Question

In general, the larger a portfolio (in terms of number of assets) the lower its non-systematic...

In general, the larger a portfolio (in terms of number of assets) the lower its non-systematic risk.”
a. Define systematic risk and non-systematic risk, and briefly explain their difference.
b. Do you agree or disagree with the above statement? Justify your answer.

Homework Answers

Answer #1

a) Systematic risk-it is a risk which is based upon the market risk for operating into a particular market and it is related with macro factors as inflation, interest rate, political instability etc.

Systematic risk is best represented by beta and it is believed that systematic risk cannot be completely eliminated because there would always be risk associated to investment related to particular market because one can never hedge himself against macro factors.

unsystematic risk is a risk associated with a particular firm or industry as these are highly controllable in nature through diversification of the portfolio and it could be even eliminated to a very large extent. It is the risk related to to change in demand pattern or supply patterns of a particular industry.

Difference between both type of risk is that systematic risk is risk related to macro factors, whereas unsystematic risk is related to micro factors.

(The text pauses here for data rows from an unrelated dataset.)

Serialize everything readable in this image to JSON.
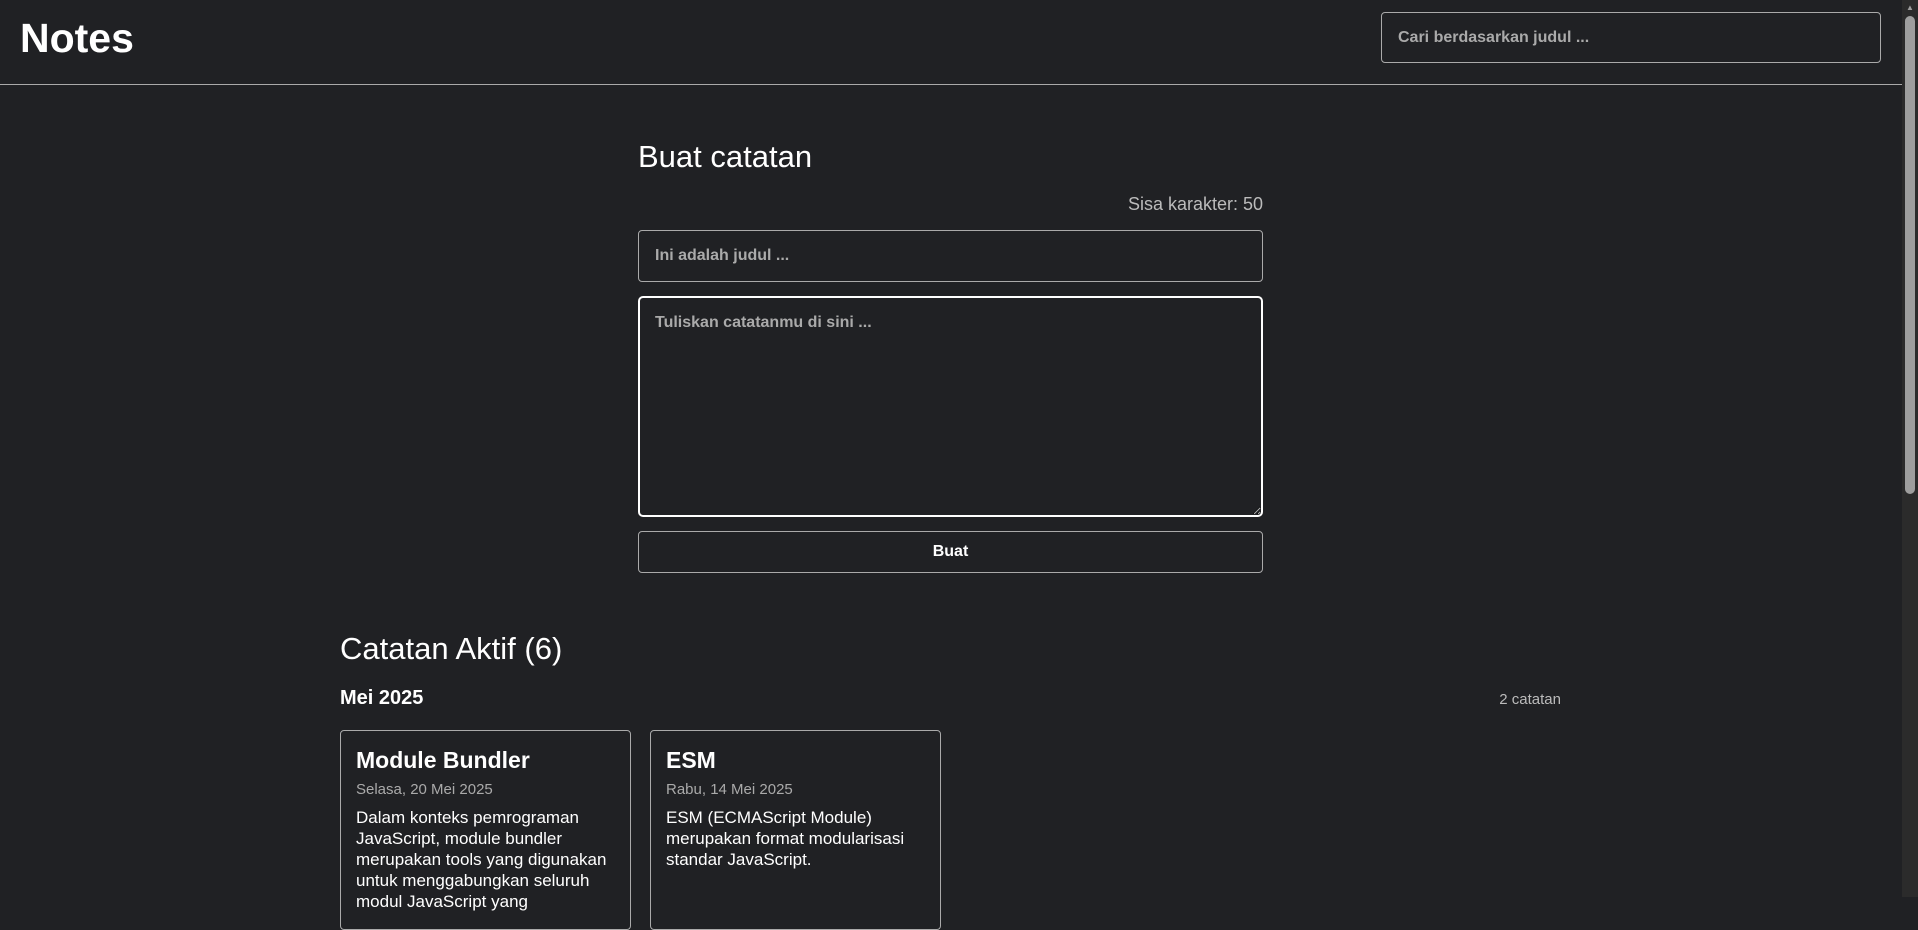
{
  "header": {
    "title": "Notes",
    "search_placeholder": "Cari berdasarkan judul ..."
  },
  "form": {
    "title": "Buat catatan",
    "char_counter": "Sisa karakter: 50",
    "title_placeholder": "Ini adalah judul ...",
    "body_placeholder": "Tuliskan catatanmu di sini ...",
    "submit_label": "Buat"
  },
  "active_notes": {
    "title": "Catatan Aktif (6)",
    "groups": [
      {
        "label": "Mei 2025",
        "count": "2 catatan",
        "notes": [
          {
            "title": "Module Bundler",
            "date": "Selasa, 20 Mei 2025",
            "body": "Dalam konteks pemrograman JavaScript, module bundler merupakan tools yang digunakan untuk menggabungkan seluruh modul JavaScript yang"
          },
          {
            "title": "ESM",
            "date": "Rabu, 14 Mei 2025",
            "body": "ESM (ECMAScript Module) merupakan format modularisasi standar JavaScript."
          }
        ]
      }
    ]
  },
  "colors": {
    "background": "#202124",
    "text": "#ffffff",
    "muted_text": "#aaaaaa",
    "border": "#aaaaaa"
  },
  "icons": {
    "scroll_up": "scroll-up-arrow-icon"
  }
}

Systematic risk can never be eliminated through diversification but unsystematic risk can be reduced to a very large extent through diversification.

b) I do not agree with this statement completely because when there is a wide number of stocks which is present in the portfolio, the risk is not completely eliminated .

Risk can only be diversified through proper allocation of of resources into selected number of companies which are representative of various sectors. Selection of a large number of stocks does not reduce the nonsystematic risk because it can even mean that selection of stocks would be from same sector and it could even magnify the risk because there is not proper allocation and diversification so there should be selection of a limited number of stocks which are representative of diverse sectors of the economy, through which we can diversify our risk to a very large extent.